Juntamente com um parceiro de pesquisa e em co-autoria – refiro-me ao professor Antonio Escrivão Filho, procuramos abrir um debate orientado por esses pressupostos, para interrogar os direitos humanos desde uma perspectiva política, teórica e conceitual, o que fizemos por meio do livro “Para um Debate Teórico-Conceitual e Político sobre os Direitos Humanos” (Editora D’Plácido, Belo Horizonte, 2016). Neste livro, aproveitamos uma reflexão por nós acumulada numa sequência de cursos e escritos que realizamos em conjunto em diferentes espaços e auditórios, construindo uma rica interlocução à base de algumas singularidades.
De um lado, recusar a abordagem linear segundo a qual os direitos humanos se manifestam por etapas, como se fossem um suceder de gerações, em espiral evolutiva, de cujo evolver naturalizado derivassem os direitos individuais, civis e políticos, seguidos dos direitos econômicos, sociais e culturais. Em vez disso, buscar conferir os processos ou as dimensões, designadas num cotidiano de afirmação e de reconhecimento, do qual emergem de modo indivisível, interdependente e integralizados os direitos humanos, manifestados ontologicamente na realidade instituinte e deontologicamente, abrigados num plano de garantias institucionalizado.
De outra parte, rastrear a emergência dos direitos humanos como projeto de sociedade.
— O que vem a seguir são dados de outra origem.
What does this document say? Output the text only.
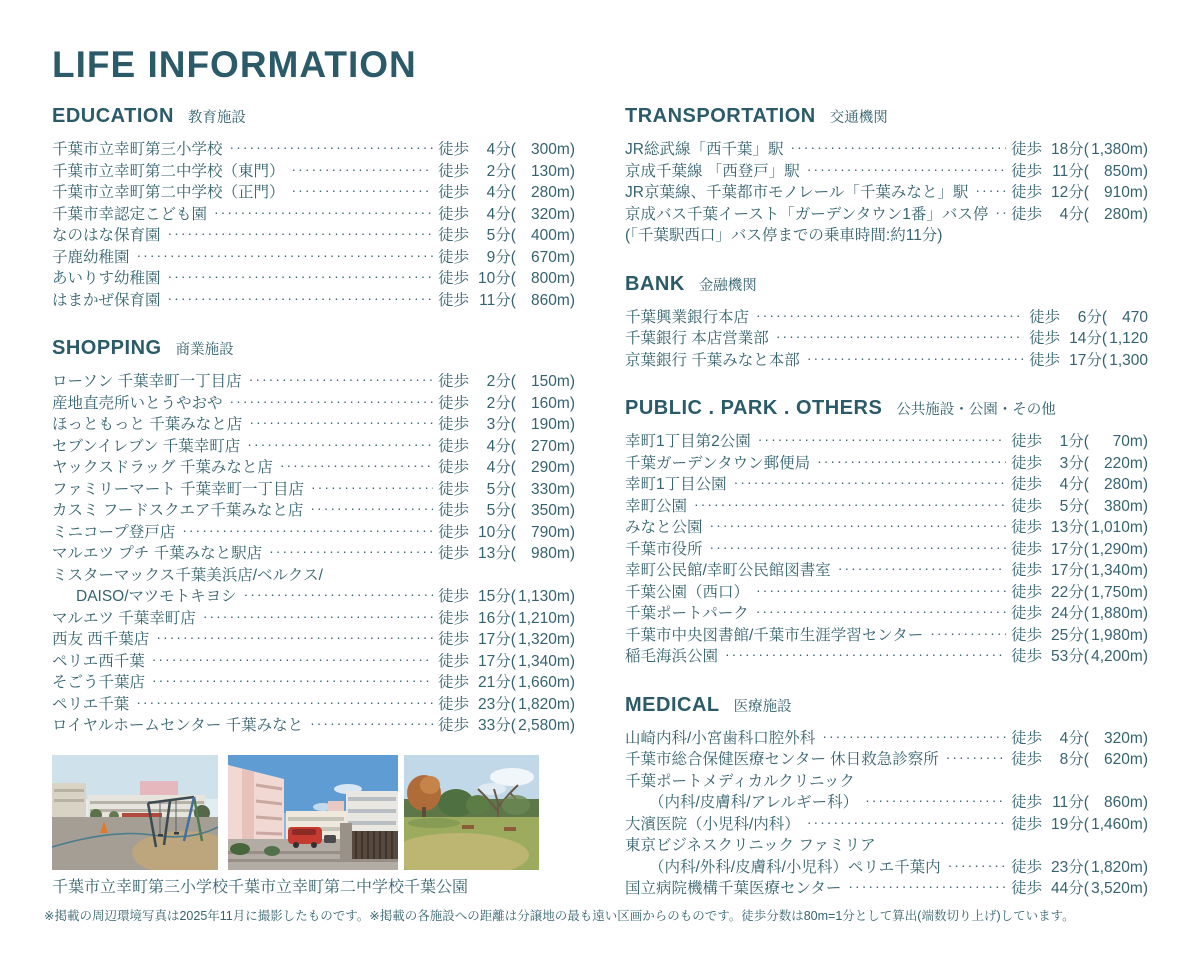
LIFE INFORMATION
EDUCATION 教育施設
千葉市立幸町第三小学校 ·····	徒歩 4 分( 300 m)
千葉市立幸町第二中学校（東門） ·····	徒歩 2 分( 130 m)
千葉市立幸町第二中学校（正門） ·····	徒歩 4 分( 280 m)
千葉市幸認定こども園 ·····	徒歩 4 分( 320 m)
なのはな保育園 ·····	徒歩 5 分( 400 m)
子鹿幼稚園 ·····	徒歩 9 分( 670 m)
あいりす幼稚園 ·····	徒歩 10 分( 800 m)
はまかぜ保育園 ·····	徒歩 11 分( 860 m)
SHOPPING 商業施設
ローソン 千葉幸町一丁目店 ·····	徒歩 2 分( 150 m)
産地直売所いとうやおや ·····	徒歩 2 分( 160 m)
ほっともっと 千葉みなと店 ·····	徒歩 3 分( 190 m)
セブンイレブン 千葉幸町店 ·····	徒歩 4 分( 270 m)
ヤックスドラッグ 千葉みなと店 ·····	徒歩 4 分( 290 m)
ファミリーマート 千葉幸町一丁目店 ·····	徒歩 5 分( 330 m)
カスミ フードスクエア千葉みなと店 ·····	徒歩 5 分( 350 m)
ミニコープ登戸店 ·····	徒歩 10 分( 790 m)
マルエツ プチ 千葉みなと駅店 ·····	徒歩 13 分( 980 m)
ミスターマックス千葉美浜店/ベルクス/
DAISO/マツモトキヨシ ·····	徒歩 15 分( 1,130 m)
マルエツ 千葉幸町店 ·····	徒歩 16 分( 1,210 m)
西友 西千葉店 ·····	徒歩 17 分( 1,320 m)
ペリエ西千葉 ·····	徒歩 17 分( 1,340 m)
そごう千葉店 ·····	徒歩 21 分( 1,660 m)
ペリエ千葉 ·····	徒歩 23 分( 1,820 m)
ロイヤルホームセンター 千葉みなと ·····	徒歩 33 分( 2,580 m)
TRANSPORTATION 交通機関
JR総武線「西千葉」駅 ·····	徒歩 18 分( 1,380 m)
京成千葉線 「西登戸」駅 ·····	徒歩 11 分( 850 m)
JR京葉線、千葉都市モノレール「千葉みなと」駅 ·····	徒歩 12 分( 910 m)
京成バス千葉イースト「ガーデンタウン1番」バス停 ····· 徒歩 4 分( 280 m)
(「千葉駅西口」バス停までの乗車時間:約11分)
BANK 金融機関
千葉興業銀行本店 ·····	徒歩 6 分( 470
千葉銀行 本店営業部 ·····	徒歩 14 分( 1,120
京葉銀行 千葉みなと本部 ·····	徒歩 17 分( 1,300
PUBLIC . PARK . OTHERS 公共施設・公園・その他
幸町1丁目第2公園 ·····	徒歩 1 分(	70 m)
千葉ガーデンタウン郵便局 ·····	徒歩 3 分( 220 m)
幸町1丁目公園 ·····	徒歩 4 分( 280 m)
幸町公園 ·····	徒歩 5 分( 380 m)
みなと公園 ·····	徒歩 13 分( 1,010 m)
千葉市役所 ·····	徒歩 17 分( 1,290 m)
幸町公民館/幸町公民館図書室 ·····	徒歩 17 分( 1,340 m)
千葉公園（西口） ·····	徒歩 22 分( 1,750 m)
千葉ポートパーク ·····	徒歩 24 分( 1,880 m)
千葉市中央図書館/千葉市生涯学習センター ·····	徒歩 25 分( 1,980 m)
稲毛海浜公園 ·····	徒歩 53 分( 4,200 m)
MEDICAL 医療施設
山崎内科/小宮歯科口腔外科 ·····	徒歩 4 分( 320 m)
千葉市総合保健医療センター 休日救急診察所 ·····	徒歩 8 分( 620 m)
千葉ポートメディカルクリニック
（内科/皮膚科/アレルギー科） ·····	徒歩 11 分( 860 m)
大濱医院（小児科/内科） ·····	徒歩 19 分( 1,460 m)
東京ビジネスクリニック ファミリア
（内科/外科/皮膚科/小児科）ペリエ千葉内 ·····	徒歩 23 分( 1,820 m)
国立病院機構千葉医療センター ·····	徒歩 44 分( 3,520 m)
千葉市立幸町第三小学校 千葉市立幸町第二中学校 千葉公園
※掲載の周辺環境写真は2025年11月に撮影したものです。※掲載の各施設への距離は分譲地の最も遠い区画からのものです。徒歩分数は80m=1分として算出(端数切り上げ)しています。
Vale dizer, na consideração de que não se realizam enquanto expectativas de indivíduos, senão em perspectiva de coletividade, como tarefa cuja concretização se dá em ação de conjunto.
Assim sendo, partimos do debate conceitual dos direitos humanos, para esboçar o panorama do cenário internacional e de sua emergência histórica, no mundo e no Brasil. Para, desse modo, articular o seu percurso no contexto da conquista da democracia, assim designada enquanto protagonismo de movimentos sociais, ao mesmo tempo sujeitos de afirmação e de aquisicão dos direitos humanos. Em relevo, pois, a historicidade latino-americana para acentuar a singularidade da questão pós-colonial forte na caracterização de um modo de desenvolvimento que abra ensejo para um constitucionalismo "Achado na Rua". Problematiza-se, em conseqüência, os modos de conhecer e de realizar os direitos humanos, em razão das lutas para o seu reconhecimento, a partir das quais se constituem como núcleo da expansão política da justiça e condicão de legitimação das formas de articulação do poder e de distribuição equitativa dos bens e valores sociamente produzidos".
Em suma, compreender os direitos humanos dentro de “um programa que dá conteúdo ao protagonismo humanista, conquanto orienta projetos de vida e percursos emancipatórios que levam à formulação de projetos de sociedade para instaurar espaços recriados pelas lutas sociais pela dignidade”.
Eis uma agenda que poderá ser seguida em novas aberturas editoriais do projeto Jornal Estado de Direito, que a criativa e instigante condução de Carmela Grune saberá oferecer no futuro imediato. Conte comigo.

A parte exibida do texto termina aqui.